Men were given priority for practices on the floor. They also received class prioritization, had food specifically prepared for them and had dorms specifically for athletes.
For the first month of her freshman year, Romero stayed in a dorm library converted into a six-person room with three bunk beds.
“Our dressing facilities were pretty much a closet,” Romero said. “I mean, it was nothing.”
Before they started to find success and gain attendees from playing right before the men’s team, women’s players would try to invite classmates to attend their games. At the program’s inception, the bleachers were nearly empty.
The team would pile in a 12-seat van for away games with Coleman in the driver’s seat. They were allowed to travel by plane for select games.
Half the team would fly with the men in the “Flying Tiger,” a “rickety” propeller plane. The others got in a smaller six-seater.
“I always sat in the copilot seat because I didn’t trust anybody else to land the plane if the pilot passed out,” French said.
On short flights to opposing campuses, French was occasionally asked to assume responsibilities outside her job description. She had no aviation experience.
“He would say, ‘Why don’t you fly for a while?’ So I would say ‘Okay,'” French said.
The Ben-Gals went 17-14 in their first season, not making it past the regional round.
The following season, they took a giant leap, going 29-8 and winning their way to the AIAW national championship game.
“We played a really fast game. We liked to fast break,” Gross said. “Our guards were really fast, so we pushed the ball up.”
An offensive strategy reminiscent of the 2025 team did not work for LSU in the 1977 championship against Delta State.
Without their starting point guard and challenged by national phenom Lucy Harris, LSU lost 68-55.
The subsequent year, the Ben-Gals looked even better than their second-place season, commanding a 37-3 record.
After beating them multiple times in the regular season, Stephen F. Austin eliminated them from national contention in the regional round. Ironically, future LSU coach Sue Gunter was the head coach of the team that ended its title hopes.
Gunter coached 22 seasons for LSU beginning in 1982. She made the Elite Eight twice and the Final Four in her last season as coach. She was named SEC Coach of the Year twice and enshrined in the Women’s Basketball Hall of Fame in 2000.
Despite this, LSU women’s basketball didn’t win its first-ever national championship until 2023, with Kim Mulkey at the helm.
Today, Romero resides in Mangham, Louisiana, and maintains a relationship with Mulkey.
After Romero lost her daughter in 2021, Mulkey sent a letter to Romero expressing her sympathies and offering to talk. Mulkey lost her granddaughter in 2017.

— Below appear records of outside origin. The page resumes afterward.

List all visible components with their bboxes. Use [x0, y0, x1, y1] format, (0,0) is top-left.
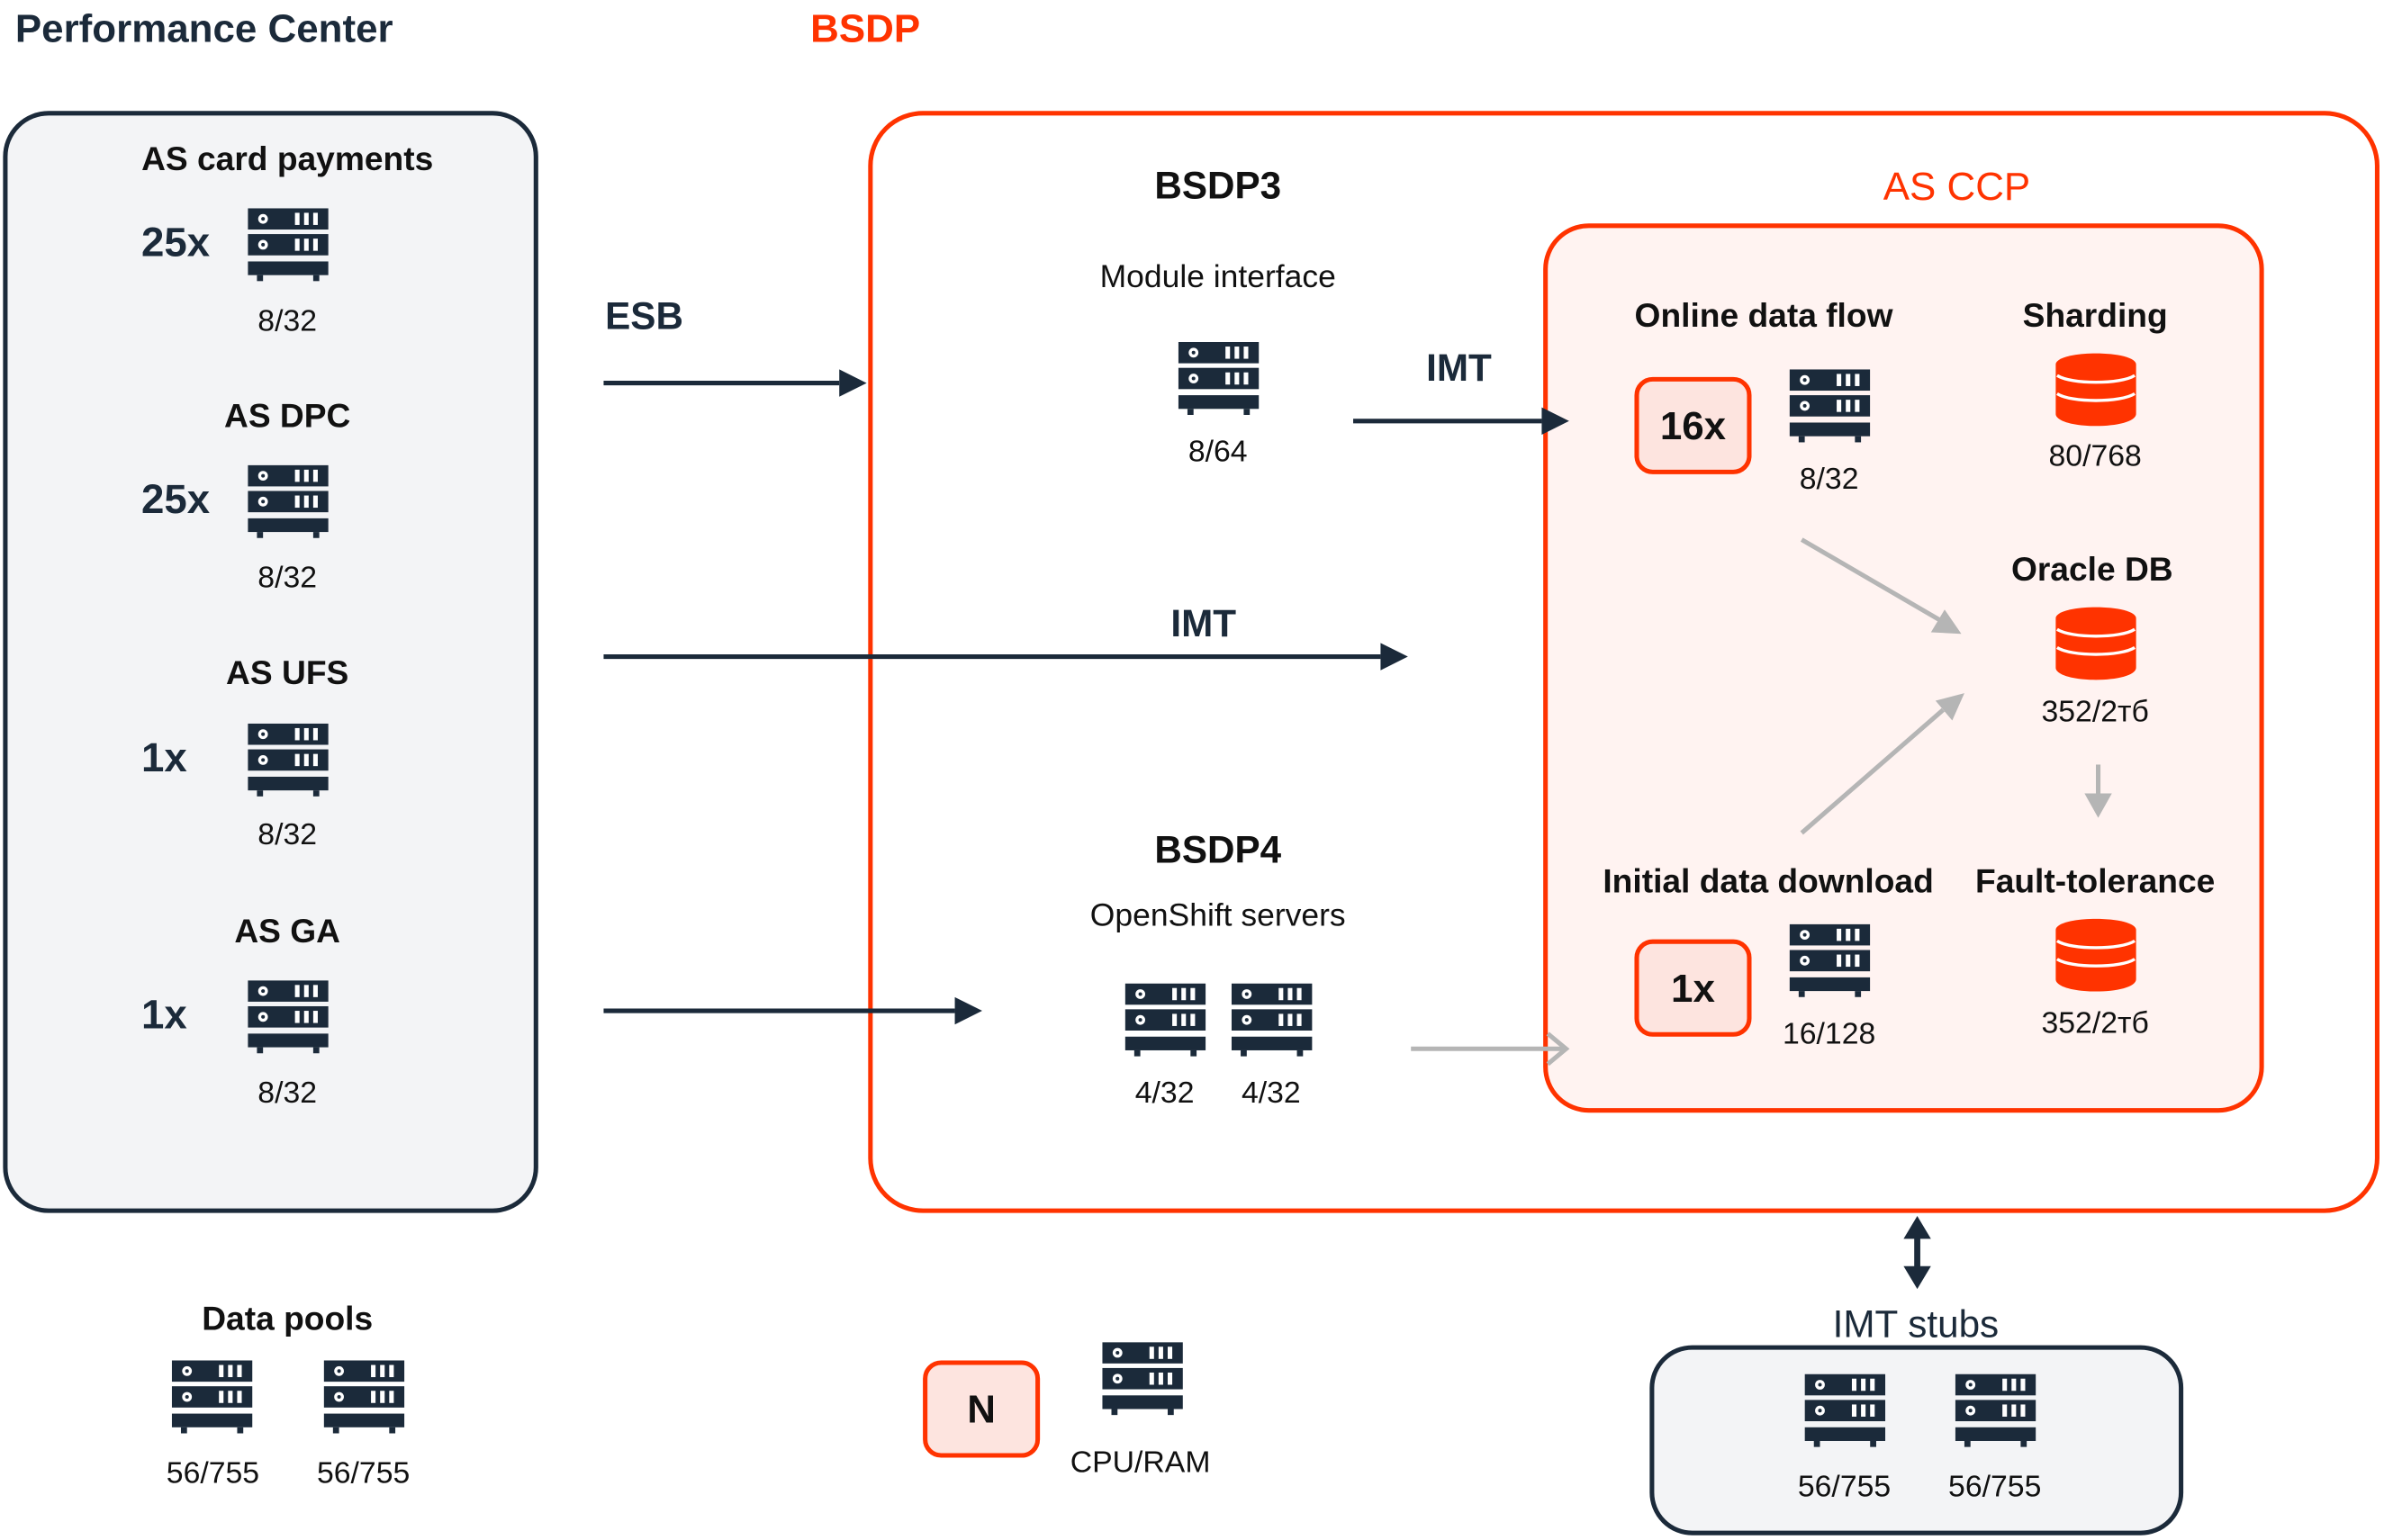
server-rack-icon: [1955, 1373, 2036, 1447]
server-rack-icon: [1124, 983, 1206, 1057]
online-data-flow-label: Online data flow: [1634, 296, 1893, 335]
group-count: 1x: [141, 734, 187, 781]
stub-spec: 56/755: [1797, 1470, 1892, 1505]
initial-data-download-label: Initial data download: [1603, 861, 1934, 900]
group-name: AS DPC: [223, 396, 351, 435]
server-rack-icon: [248, 723, 329, 797]
stub-spec: 56/755: [1948, 1470, 2042, 1505]
online-spec: 8/32: [1799, 463, 1859, 497]
database-icon: [2055, 353, 2136, 428]
sharding-spec: 80/768: [2048, 439, 2142, 474]
database-icon: [2055, 918, 2136, 993]
server-rack-icon: [1804, 1373, 1886, 1447]
architecture-diagram: Performance Center BSDP AS card payments…: [0, 0, 2384, 1540]
group-spec: 8/32: [257, 818, 318, 852]
initial-count-badge: 1x: [1634, 939, 1752, 1037]
database-icon: [2055, 607, 2136, 681]
title-bsdp: BSDP: [810, 5, 921, 51]
server-rack-icon: [1789, 923, 1871, 997]
server-rack-icon: [1231, 983, 1313, 1057]
server-rack-icon: [1178, 341, 1260, 416]
server-rack-icon: [323, 1360, 405, 1434]
bsdp4-subtitle: OpenShift servers: [1089, 898, 1346, 933]
group-count: 25x: [141, 476, 211, 523]
group-name: AS card payments: [141, 140, 434, 178]
label-esb: ESB: [605, 295, 683, 338]
bsdp4-title: BSDP4: [1154, 829, 1282, 872]
group-spec: 8/32: [257, 304, 318, 338]
ccp-title: AS CCP: [1883, 163, 2031, 210]
arrow-head: [1903, 1216, 1931, 1239]
bsdp4-spec: 4/32: [1241, 1076, 1301, 1111]
group-spec: 8/32: [257, 562, 318, 596]
bsdp4-spec: 4/32: [1134, 1076, 1195, 1111]
fault-tolerance-label: Fault-tolerance: [1975, 861, 2216, 900]
group-name: AS GA: [234, 912, 341, 950]
imt-stubs-panel: [1649, 1345, 2184, 1535]
label-imt-middle: IMT: [1170, 602, 1237, 645]
server-rack-icon: [1789, 369, 1871, 443]
server-rack-icon: [1102, 1342, 1183, 1416]
server-rack-icon: [248, 980, 329, 1054]
imt-stubs-title: IMT stubs: [1832, 1303, 2000, 1346]
arrow-head: [1903, 1265, 1931, 1290]
data-pool-spec: 56/755: [166, 1456, 260, 1490]
group-count: 25x: [141, 220, 211, 266]
oracle-db-label: Oracle DB: [2010, 550, 2173, 589]
server-rack-icon: [248, 208, 329, 282]
fault-tolerance-spec: 352/2тб: [2041, 1006, 2149, 1040]
group-count: 1x: [141, 991, 187, 1038]
label-imt-top: IMT: [1426, 347, 1492, 391]
bsdp3-subtitle: Module interface: [1099, 259, 1336, 295]
bsdp3-spec: 8/64: [1187, 435, 1248, 469]
sharding-label: Sharding: [2022, 296, 2168, 335]
data-pool-spec: 56/755: [316, 1456, 411, 1490]
oracle-db-spec: 352/2тб: [2041, 695, 2149, 729]
bsdp3-title: BSDP3: [1154, 165, 1282, 208]
server-rack-icon: [171, 1360, 253, 1434]
server-rack-icon: [248, 464, 329, 538]
legend-spec-label: CPU/RAM: [1070, 1445, 1211, 1481]
arrow-head: [839, 369, 867, 397]
title-performance-center: Performance Center: [14, 5, 393, 51]
group-name: AS UFS: [226, 653, 349, 692]
initial-spec: 16/128: [1782, 1017, 1876, 1051]
online-count-badge: 16x: [1634, 376, 1752, 474]
group-spec: 8/32: [257, 1076, 318, 1111]
legend-count-badge: N: [923, 1360, 1041, 1458]
data-pools-title: Data pools: [202, 1299, 374, 1338]
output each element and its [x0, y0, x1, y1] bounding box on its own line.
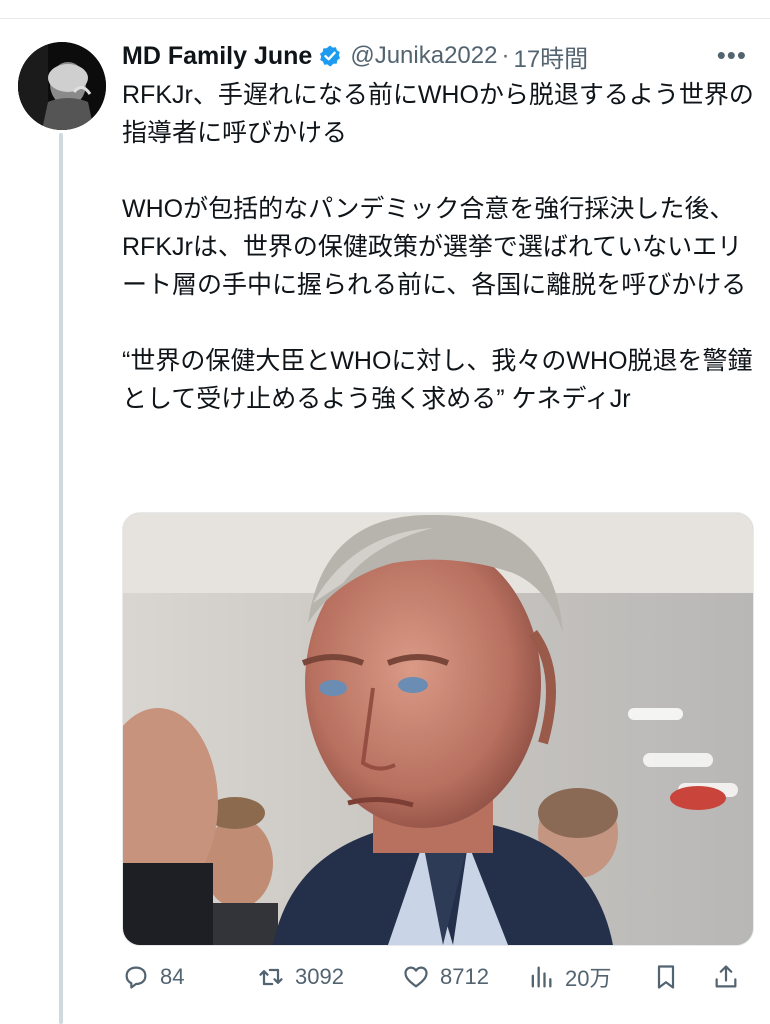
photo-illustration [123, 513, 753, 945]
share-icon [715, 965, 737, 988]
like-count: 8712 [440, 964, 489, 989]
tweet-media-image[interactable] [122, 512, 754, 946]
more-options-button[interactable]: ••• [717, 40, 747, 71]
thread-line [59, 133, 63, 1024]
reply-icon [125, 966, 147, 989]
verified-badge-icon [318, 44, 342, 68]
reply-count: 84 [160, 964, 185, 989]
retweet-count: 3092 [295, 964, 344, 989]
top-divider [0, 18, 770, 19]
retweet-icon [259, 968, 283, 986]
views-button[interactable]: 20万 [527, 961, 652, 993]
views-chart-icon [531, 966, 552, 988]
share-button[interactable] [712, 963, 740, 991]
avatar-image [18, 42, 106, 130]
tweet-header: MD Family June @Junika2022 · 17時間 ••• [122, 36, 757, 76]
avatar[interactable] [18, 42, 106, 130]
views-count: 20万 [565, 966, 612, 991]
separator-dot: · [501, 42, 510, 69]
user-handle[interactable]: @Junika2022 [350, 42, 497, 70]
timestamp[interactable]: 17時間 [513, 39, 588, 74]
bookmark-icon [657, 965, 675, 989]
tweet-text: RFKJr、手遅れになる前にWHOから脱退するよう世界の指導者に呼びかける WH… [122, 76, 754, 418]
tweet-page: MD Family June @Junika2022 · 17時間 ••• RF… [0, 0, 770, 1024]
tweet-paragraph-1: RFKJr、手遅れになる前にWHOから脱退するよう世界の指導者に呼びかける [122, 81, 754, 147]
bookmark-button[interactable] [652, 963, 712, 991]
like-button[interactable]: 8712 [402, 963, 527, 991]
tweet-paragraph-2: WHOが包括的なパンデミック合意を強行採決した後、RFKJrは、世界の保健政策が… [122, 195, 747, 299]
tweet-paragraph-3: “世界の保健大臣とWHOに対し、我々のWHO脱退を警鐘として受け止めるよう強く求… [122, 347, 753, 413]
tweet-actions-bar: 84 3092 8712 20万 [122, 955, 752, 999]
retweet-button[interactable]: 3092 [257, 963, 402, 991]
display-name[interactable]: MD Family June [122, 42, 312, 71]
reply-button[interactable]: 84 [122, 963, 257, 991]
heart-icon [404, 966, 428, 988]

“I think she really cares about people. There’s a lot to Kim that a lot of people don’t see,” Romero said. “She has a big heart. If I called and asked her for something, I think she would either do it herself or see that it got done for me.”
The team Romero played for paved the way for the one Mulkey coaches now. In 50 years, the women’s program has graduated from dancing around .500 and drawing no fans to national champions with a national fanbase.
“I go to watch the girls play now,” Romero said. “I don’t even know if I could be a water girl.”
The status of the LSU brand today and its embrace of women’s sports has the program pioneering a new era of women’s sports just like it did 50 years ago.
“Girls are so much more aware of what’s available for them to work towards as young kids,” Romero said. “They see LSU on the TV. They see programs like that where everyone wants to be a Tiger.”